Is your lower air dam still in good shape/present?
From: Franklin, KY near Beech Bend Raceway, Corvette Plant and Museum.
Car: 1992 Pontiac Firebird
Engine: 5.0L L03 TBI
Transmission: 700R4
Axle/Gears: 2.73
Re: Is coolant temp appropriate for mph
Is the engine actually running 220F on a 90F day with the AC on at 75 MPH? Or is that just what the factory gauge is showing?
At 75 MPH I can't imagine why you would need any cooling fans at all. At 75 MPH you should be able to take the LS dual fan and shroud assembly and throw it away and run cooler because you got rid of an airflow restriction.
Is the engine actually running 220F on a 90F day with the AC on at 75 MPH? Or is that just what the factory gauge is showing?
At 75 MPH I can't imagine why you would need any cooling fans at all. At 75 MPH you should be able to take the LS dual fan and shroud assembly and throw it away and run cooler because you got rid of an airflow restriction.
This is true. Looking at my tune, my ECM shuts down fan at 65 mph. Override kicks it back on at 190*F.
With a fully intact air dam setup these cars cool well at speed.
Curious what thermostat the OP is running. With a proper airflow management, cruising along at speed, it should be pretty close to the thermostat temp.
On my 383, 180F T-stat, stock style plastic-tank aluminum radiator, AC on in 95F weather, cruising along on the freeway (fan programmed off at 35 mph) I'm doing a steady 180-185F. Going up a decent incline, I'll get to 190F, but that's about the limit.
If you are using a stock coolant sensor the fans don`t come on until 210 degrees.
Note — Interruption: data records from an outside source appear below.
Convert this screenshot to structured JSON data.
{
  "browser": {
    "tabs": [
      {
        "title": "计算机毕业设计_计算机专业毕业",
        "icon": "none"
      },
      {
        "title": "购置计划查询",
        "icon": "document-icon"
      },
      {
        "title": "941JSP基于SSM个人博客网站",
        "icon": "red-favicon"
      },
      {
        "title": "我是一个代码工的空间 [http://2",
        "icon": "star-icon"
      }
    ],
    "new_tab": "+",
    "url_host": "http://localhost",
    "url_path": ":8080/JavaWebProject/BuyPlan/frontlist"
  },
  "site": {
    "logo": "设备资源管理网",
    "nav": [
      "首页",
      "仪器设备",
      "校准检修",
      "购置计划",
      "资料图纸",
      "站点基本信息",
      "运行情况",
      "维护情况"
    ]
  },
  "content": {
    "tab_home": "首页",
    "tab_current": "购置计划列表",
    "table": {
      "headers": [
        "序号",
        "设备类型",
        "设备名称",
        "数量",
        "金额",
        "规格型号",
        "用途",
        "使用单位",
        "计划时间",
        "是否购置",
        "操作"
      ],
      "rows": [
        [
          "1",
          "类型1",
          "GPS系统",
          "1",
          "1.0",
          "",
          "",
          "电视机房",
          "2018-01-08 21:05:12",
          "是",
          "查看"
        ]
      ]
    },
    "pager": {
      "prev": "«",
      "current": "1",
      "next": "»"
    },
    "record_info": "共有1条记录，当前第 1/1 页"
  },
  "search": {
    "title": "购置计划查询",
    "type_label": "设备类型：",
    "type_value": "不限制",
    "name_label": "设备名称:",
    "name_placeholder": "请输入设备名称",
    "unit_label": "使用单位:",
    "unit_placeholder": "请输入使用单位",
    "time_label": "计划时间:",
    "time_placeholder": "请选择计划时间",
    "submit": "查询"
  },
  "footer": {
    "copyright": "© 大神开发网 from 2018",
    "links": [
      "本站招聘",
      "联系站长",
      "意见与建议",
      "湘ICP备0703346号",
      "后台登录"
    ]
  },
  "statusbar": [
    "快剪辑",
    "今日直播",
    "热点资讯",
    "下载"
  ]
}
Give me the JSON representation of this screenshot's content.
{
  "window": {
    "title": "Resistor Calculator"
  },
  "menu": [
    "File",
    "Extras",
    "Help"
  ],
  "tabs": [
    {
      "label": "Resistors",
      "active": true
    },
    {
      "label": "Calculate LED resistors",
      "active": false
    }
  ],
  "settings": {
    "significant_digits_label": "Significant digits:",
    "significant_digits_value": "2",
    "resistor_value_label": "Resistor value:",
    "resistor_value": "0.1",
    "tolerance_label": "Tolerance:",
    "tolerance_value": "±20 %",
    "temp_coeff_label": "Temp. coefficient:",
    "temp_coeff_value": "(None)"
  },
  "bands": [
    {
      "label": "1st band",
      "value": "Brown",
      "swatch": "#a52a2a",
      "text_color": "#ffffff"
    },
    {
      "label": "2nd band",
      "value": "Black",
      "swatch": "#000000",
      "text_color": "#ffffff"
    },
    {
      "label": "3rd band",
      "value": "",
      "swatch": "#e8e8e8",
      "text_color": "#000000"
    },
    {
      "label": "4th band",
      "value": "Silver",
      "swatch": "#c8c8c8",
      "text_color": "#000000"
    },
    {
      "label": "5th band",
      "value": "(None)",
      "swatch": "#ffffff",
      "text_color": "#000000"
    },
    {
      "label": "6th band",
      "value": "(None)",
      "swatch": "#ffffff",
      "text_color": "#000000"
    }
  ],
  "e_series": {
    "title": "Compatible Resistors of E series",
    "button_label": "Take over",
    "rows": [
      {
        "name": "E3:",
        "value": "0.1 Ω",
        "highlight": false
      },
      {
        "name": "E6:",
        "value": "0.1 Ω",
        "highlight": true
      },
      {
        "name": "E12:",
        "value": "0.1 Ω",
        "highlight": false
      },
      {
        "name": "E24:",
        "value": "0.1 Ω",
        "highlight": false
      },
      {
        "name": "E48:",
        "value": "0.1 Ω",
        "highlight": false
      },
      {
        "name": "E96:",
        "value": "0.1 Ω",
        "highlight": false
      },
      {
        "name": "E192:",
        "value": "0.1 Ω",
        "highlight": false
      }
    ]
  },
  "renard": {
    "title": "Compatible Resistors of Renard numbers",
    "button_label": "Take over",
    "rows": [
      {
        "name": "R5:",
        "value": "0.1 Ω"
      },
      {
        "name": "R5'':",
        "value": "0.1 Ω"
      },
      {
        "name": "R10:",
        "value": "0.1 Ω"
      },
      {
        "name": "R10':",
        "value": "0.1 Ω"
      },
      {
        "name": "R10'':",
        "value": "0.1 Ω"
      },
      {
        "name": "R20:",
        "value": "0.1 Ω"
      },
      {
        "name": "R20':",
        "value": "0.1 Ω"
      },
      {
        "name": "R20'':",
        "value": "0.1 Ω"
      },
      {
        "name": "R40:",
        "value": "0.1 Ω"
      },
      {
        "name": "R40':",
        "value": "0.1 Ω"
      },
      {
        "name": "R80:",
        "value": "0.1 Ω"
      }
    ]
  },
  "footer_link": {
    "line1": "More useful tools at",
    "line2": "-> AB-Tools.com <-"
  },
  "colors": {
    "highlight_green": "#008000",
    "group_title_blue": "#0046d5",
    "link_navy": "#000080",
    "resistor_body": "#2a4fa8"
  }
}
Now the factory gauge is notoriously inaccurate. Get a mechanical gauge if you are really worried about it. I upgraded all my gauges to Stewart Warner electric gages with the proper sender`s. Or get a Infrared temp. tool and point it at the water pump when reading hot. That is way more accurate then the factory gauge. Harbor Freight has them fairly cheep.
My air dam is in good condition and in place as it should be. My 180* thermostat normally runs (except on warmer days 85*+) at the mark between 100 & 220 as in pic. I have switches on both fans with indicator lights on each as to not alter the OE setup. The block was hot dipped/cleaned when I did the build last fall. Aluminum radiator is somewhat new and was flushed both directions at build time. A/c condenser is new last year. All the fins on the rad. & condenser are in good condition, no blockages & none folded over or crunched. I think it's runs a little warm all things considered. At 60 mph it's a little cooler but still above the 180. Maybe thermostat isn't opening all the way???
General rule of thumb. If it runs cooler in town then it does on the highway you have an airflow restriction at speed or a issue with the under car pieces (air dams). These cars cut the fans above a certain MPH from factory because they are perfectly capable of cooling themselves at speed without them.
If you run cooler on the highway than you do in town, you have a lack of airflow coming from the fans.